La dedicamos para realizar un recorrido por las calles del barrio histórico de Pontevedra. Pisábamos aquellas piedras que pavimentan el barrio próximo a la Alameda, Santa María, Ayuntamiento, Diputación, donde cada pieza de granito es un retazo de historia de unos hombres que no trabajaron la piedra, sino que se divirtieron convirtiéndola en arte y sabiduría del bien hacer, jugando con el buril y la maceta. Al final de la tarde les hice preguntas sobre lo que habíamos visto y, salvo alguna que otra respuesta un tanto ambigua, no habían retenido en su retina o en la memoria, nada de lo que tuvieron ante sus ojos, sobre sus cabezas o bajo sus pies. Totalmente de acuerdo que su incipiente juventud se ocupa en otros menesteres que nada tienen que ver con el arte de trabajar la piedra y esculpir imágenes para ornamento de iglesias o plazas, pero otro tanto pudiera decir de los niños que fueron y hoy exhiben arrugas y es precisamente en esos surcos de sus frentes y rostros, donde guardan los recuerdos de las primeras veces que, siendo niños, las visitaron.

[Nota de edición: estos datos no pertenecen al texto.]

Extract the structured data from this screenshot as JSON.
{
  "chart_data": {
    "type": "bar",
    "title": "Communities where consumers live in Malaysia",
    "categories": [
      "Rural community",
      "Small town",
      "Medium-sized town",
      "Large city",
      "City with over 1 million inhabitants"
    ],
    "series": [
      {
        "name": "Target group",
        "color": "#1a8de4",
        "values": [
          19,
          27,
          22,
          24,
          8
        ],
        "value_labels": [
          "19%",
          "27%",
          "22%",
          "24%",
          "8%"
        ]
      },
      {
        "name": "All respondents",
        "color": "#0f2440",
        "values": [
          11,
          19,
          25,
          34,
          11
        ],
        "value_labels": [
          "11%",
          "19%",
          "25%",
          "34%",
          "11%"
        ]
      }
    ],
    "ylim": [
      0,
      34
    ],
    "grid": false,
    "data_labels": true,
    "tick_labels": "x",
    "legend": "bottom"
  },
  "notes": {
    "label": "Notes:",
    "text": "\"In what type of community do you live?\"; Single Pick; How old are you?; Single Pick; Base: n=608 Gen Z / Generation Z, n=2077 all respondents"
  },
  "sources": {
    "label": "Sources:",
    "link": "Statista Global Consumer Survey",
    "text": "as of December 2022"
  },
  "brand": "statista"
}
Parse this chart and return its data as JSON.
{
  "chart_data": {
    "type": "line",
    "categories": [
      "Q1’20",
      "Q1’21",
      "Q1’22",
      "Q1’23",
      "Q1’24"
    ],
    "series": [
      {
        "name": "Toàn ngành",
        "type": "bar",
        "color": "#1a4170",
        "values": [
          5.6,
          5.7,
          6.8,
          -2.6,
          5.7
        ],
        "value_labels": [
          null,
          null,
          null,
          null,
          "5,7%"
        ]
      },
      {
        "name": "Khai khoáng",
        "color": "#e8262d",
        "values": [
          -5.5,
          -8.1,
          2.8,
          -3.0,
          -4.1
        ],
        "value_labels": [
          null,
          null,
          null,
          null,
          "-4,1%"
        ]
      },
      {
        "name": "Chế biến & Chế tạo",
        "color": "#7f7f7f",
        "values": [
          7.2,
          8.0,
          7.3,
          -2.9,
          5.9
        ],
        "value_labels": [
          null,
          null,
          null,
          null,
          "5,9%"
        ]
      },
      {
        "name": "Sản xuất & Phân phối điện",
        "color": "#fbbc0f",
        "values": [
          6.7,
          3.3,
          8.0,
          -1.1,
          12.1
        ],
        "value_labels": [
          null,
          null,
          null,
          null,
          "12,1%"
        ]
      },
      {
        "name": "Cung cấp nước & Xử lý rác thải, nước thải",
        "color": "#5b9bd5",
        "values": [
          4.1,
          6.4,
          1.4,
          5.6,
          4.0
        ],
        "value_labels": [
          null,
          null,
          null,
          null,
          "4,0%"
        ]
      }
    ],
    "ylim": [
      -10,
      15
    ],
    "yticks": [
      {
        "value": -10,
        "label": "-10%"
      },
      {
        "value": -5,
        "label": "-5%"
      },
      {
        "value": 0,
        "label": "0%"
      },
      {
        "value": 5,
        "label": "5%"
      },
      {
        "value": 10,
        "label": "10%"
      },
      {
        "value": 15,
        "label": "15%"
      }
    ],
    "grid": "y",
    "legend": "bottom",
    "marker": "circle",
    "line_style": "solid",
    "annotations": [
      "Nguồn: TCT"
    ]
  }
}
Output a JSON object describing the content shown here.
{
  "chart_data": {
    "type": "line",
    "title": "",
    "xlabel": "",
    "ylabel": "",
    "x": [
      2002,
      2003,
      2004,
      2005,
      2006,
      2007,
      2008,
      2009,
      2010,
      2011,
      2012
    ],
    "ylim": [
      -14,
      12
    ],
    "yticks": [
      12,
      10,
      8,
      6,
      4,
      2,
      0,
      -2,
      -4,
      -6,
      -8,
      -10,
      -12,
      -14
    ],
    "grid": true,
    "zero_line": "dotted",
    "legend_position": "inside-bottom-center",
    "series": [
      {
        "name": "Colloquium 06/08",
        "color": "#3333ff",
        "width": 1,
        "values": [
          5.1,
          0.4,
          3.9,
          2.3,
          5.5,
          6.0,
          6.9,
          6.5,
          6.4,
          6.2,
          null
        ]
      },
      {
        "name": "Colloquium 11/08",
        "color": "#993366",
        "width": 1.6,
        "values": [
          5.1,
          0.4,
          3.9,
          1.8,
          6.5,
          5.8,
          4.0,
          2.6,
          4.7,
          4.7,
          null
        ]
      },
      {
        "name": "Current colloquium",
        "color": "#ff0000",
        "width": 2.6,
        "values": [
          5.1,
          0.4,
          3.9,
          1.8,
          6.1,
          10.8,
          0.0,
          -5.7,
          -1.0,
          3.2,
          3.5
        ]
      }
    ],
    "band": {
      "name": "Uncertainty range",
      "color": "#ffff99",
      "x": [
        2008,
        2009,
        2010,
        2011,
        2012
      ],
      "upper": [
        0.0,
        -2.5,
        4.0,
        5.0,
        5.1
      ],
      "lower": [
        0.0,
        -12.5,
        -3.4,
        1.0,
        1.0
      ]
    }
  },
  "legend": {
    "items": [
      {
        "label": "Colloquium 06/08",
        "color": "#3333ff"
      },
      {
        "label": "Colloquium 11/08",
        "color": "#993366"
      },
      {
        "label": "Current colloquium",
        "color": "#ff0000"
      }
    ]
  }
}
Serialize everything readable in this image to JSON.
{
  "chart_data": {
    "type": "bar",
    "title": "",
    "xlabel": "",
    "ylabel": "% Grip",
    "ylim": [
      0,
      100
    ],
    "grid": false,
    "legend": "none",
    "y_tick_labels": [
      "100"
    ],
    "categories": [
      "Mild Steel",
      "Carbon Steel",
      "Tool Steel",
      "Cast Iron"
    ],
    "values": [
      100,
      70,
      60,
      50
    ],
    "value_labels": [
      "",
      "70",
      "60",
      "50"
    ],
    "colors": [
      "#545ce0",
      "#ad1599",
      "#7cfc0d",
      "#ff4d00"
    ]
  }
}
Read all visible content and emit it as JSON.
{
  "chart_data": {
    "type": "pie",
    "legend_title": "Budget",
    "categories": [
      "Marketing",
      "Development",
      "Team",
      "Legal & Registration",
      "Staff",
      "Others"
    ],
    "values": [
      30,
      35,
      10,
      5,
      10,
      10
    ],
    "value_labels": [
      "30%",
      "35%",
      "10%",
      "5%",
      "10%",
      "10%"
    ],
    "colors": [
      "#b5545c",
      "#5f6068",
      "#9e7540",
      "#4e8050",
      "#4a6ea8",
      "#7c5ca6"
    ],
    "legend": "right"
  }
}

Ni los unos fueron mejores ni los otros son peores. Sencillamente diferentes. Sin embargo, sí sería aconsejable que tanto padres, los auténticos educadores y los pedagogos a quienes se le encomienda la bellísima y ardua tarea de cultivar su cerebros, hicieran un alto en la encrucijada de sus caminos y recapacitaran un poco si las sendas por donde discurre el caminar de las futuras generaciones que han de dirigir nuestro destino, es la acertada o por el contrario debieran hacer algunas enmiendas que recondujeran actitudes para la consecución de un mundo más realista y ajustado a la consecución de una mejor calidad de vida, conscientes de que el día a día debe vivirse sin sobresaltos. No pasar al martes sin vivir antes el lunes ni el miércoles sin pasar por el martes. Se puede y se debe hacer así. Para ello no hace falta ser mejores ni peores, sino diferentes, siendo cónsonos con los tiempos que nos toca vivir. Luces hubo antes. Sombras tampoco faltaron en aquel vivir. Luces y sombras jalonan el caminar del mundo de hoy. En unas y otras supieron vivir antaño  y no van a ser un obstáculo insalvable para que el mundo de hoy interrumpa su caminar.